I have a CSV file with multiple columns, like in this example:
header_a | header_b | header_c | header_d
abc 1 data1 data2
abc 1 data3 data4
abc 2 data5 data6
abc 2 data7 data8
abc 3 data9 data10
I need a script that would be able to transform this data to the following format:
header_a | header_b | header_c | header_d
abc 1 data1 data2 data3 data4
abc 2 data5 data6 data7 data8
abc 3 data9 data10
I do not care about the header as much since there could me multiple entries.

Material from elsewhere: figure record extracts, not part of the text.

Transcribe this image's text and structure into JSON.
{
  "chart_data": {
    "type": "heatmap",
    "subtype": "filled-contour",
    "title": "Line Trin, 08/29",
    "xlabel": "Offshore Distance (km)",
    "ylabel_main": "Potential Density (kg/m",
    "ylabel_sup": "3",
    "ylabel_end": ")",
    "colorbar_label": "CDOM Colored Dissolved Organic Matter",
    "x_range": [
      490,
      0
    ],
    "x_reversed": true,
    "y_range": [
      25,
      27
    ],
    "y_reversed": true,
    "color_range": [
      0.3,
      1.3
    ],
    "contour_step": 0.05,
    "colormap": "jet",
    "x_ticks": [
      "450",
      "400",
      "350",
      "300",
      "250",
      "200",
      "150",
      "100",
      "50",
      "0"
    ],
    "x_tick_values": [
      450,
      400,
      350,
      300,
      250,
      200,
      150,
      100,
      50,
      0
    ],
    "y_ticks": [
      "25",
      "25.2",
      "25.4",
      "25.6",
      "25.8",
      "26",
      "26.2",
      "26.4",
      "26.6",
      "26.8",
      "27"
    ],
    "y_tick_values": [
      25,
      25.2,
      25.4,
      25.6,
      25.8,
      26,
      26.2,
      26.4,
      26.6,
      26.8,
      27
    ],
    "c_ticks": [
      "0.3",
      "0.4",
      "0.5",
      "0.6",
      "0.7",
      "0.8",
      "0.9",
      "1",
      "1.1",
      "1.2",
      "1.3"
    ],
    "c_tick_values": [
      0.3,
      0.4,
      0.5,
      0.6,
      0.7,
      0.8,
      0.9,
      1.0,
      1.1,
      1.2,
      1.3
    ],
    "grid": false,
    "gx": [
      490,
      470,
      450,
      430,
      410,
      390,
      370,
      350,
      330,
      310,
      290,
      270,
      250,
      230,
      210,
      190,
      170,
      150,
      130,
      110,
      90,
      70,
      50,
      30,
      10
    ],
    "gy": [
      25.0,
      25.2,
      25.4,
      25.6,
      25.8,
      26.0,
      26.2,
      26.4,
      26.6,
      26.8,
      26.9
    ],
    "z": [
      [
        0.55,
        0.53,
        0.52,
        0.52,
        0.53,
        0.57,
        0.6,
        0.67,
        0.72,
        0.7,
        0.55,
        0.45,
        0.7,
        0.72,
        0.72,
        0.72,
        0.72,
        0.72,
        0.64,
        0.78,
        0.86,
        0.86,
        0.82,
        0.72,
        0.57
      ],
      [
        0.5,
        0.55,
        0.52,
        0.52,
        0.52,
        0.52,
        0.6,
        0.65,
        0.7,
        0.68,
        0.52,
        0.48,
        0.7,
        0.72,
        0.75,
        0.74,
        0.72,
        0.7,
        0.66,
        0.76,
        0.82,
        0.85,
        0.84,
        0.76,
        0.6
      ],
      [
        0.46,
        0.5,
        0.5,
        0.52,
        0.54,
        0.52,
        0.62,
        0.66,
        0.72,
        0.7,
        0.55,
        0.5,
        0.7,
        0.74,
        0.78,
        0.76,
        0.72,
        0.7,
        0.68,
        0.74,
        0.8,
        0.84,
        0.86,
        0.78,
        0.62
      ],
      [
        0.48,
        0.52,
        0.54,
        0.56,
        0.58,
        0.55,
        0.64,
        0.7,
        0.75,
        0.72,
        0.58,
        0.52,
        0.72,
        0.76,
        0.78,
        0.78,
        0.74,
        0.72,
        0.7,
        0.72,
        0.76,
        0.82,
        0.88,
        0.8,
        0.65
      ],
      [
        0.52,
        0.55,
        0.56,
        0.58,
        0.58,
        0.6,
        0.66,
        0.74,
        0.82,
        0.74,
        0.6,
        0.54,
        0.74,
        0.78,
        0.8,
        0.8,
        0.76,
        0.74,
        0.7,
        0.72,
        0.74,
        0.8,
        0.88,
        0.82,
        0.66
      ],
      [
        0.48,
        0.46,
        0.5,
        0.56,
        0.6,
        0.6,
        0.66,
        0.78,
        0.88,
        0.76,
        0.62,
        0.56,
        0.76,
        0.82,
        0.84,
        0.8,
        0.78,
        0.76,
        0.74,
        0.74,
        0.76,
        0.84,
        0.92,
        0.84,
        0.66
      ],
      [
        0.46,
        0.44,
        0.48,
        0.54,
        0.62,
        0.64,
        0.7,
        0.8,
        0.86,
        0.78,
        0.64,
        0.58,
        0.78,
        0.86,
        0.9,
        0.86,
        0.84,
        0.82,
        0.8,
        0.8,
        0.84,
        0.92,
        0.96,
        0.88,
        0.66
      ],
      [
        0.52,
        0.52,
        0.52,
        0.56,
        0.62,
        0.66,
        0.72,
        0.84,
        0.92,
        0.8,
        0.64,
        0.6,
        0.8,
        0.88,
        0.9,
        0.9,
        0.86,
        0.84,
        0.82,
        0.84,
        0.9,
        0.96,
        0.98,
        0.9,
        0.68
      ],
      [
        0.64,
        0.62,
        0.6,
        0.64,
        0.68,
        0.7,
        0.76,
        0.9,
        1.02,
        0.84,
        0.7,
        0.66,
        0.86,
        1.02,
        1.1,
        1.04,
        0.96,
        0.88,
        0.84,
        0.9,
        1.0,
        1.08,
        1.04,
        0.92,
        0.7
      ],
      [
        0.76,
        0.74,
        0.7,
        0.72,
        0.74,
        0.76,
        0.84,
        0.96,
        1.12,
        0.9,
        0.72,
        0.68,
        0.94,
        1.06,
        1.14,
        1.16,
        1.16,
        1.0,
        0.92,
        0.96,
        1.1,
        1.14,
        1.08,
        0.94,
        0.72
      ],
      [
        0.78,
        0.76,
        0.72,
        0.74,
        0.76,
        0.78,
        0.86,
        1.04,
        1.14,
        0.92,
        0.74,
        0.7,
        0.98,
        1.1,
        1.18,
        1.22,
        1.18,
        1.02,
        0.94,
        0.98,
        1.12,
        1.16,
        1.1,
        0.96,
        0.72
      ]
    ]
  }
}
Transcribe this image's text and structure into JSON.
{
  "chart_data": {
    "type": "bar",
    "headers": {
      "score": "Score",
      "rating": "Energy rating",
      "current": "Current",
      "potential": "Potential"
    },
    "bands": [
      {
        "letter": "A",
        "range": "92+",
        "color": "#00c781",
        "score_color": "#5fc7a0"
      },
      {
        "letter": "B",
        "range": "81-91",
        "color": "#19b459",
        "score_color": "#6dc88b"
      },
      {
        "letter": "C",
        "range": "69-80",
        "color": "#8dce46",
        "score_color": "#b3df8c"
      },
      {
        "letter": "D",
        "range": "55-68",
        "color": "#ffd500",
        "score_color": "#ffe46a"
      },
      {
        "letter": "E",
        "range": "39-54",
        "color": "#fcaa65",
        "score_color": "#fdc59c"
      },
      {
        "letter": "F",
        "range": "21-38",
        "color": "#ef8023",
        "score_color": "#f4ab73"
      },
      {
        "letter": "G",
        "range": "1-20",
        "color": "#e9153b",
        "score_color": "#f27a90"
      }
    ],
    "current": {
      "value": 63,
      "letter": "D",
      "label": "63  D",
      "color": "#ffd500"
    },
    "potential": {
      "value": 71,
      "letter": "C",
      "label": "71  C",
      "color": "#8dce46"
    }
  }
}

But in short, whenever the values in header_b match, I need all the values after it in the row to be appended to the first instance of it in the data frame.
I kind of have a skeleton of how i would approach the problem but I am stuck:
dd.sort_values('Purchase Order #', inplace=True)
values = dd['Purchase Order #'].unique().tolist()
for x in values:
header_flag = False
for row in dd['Purchase Order #']:
if x == row:
if header_flag == False:
#This is the first purchase order, copy entire line
print(row.tolist())
#set the flag to True
header_flag = True
else:
#We already have the first header, only copy next 5
print('Else Block')
else:
#Do nothing
print('False')
The first 2 lines sort it by the value that needs to match and pulls a list of unique ones in the dataframe. Is pandas perhaps not suited for this?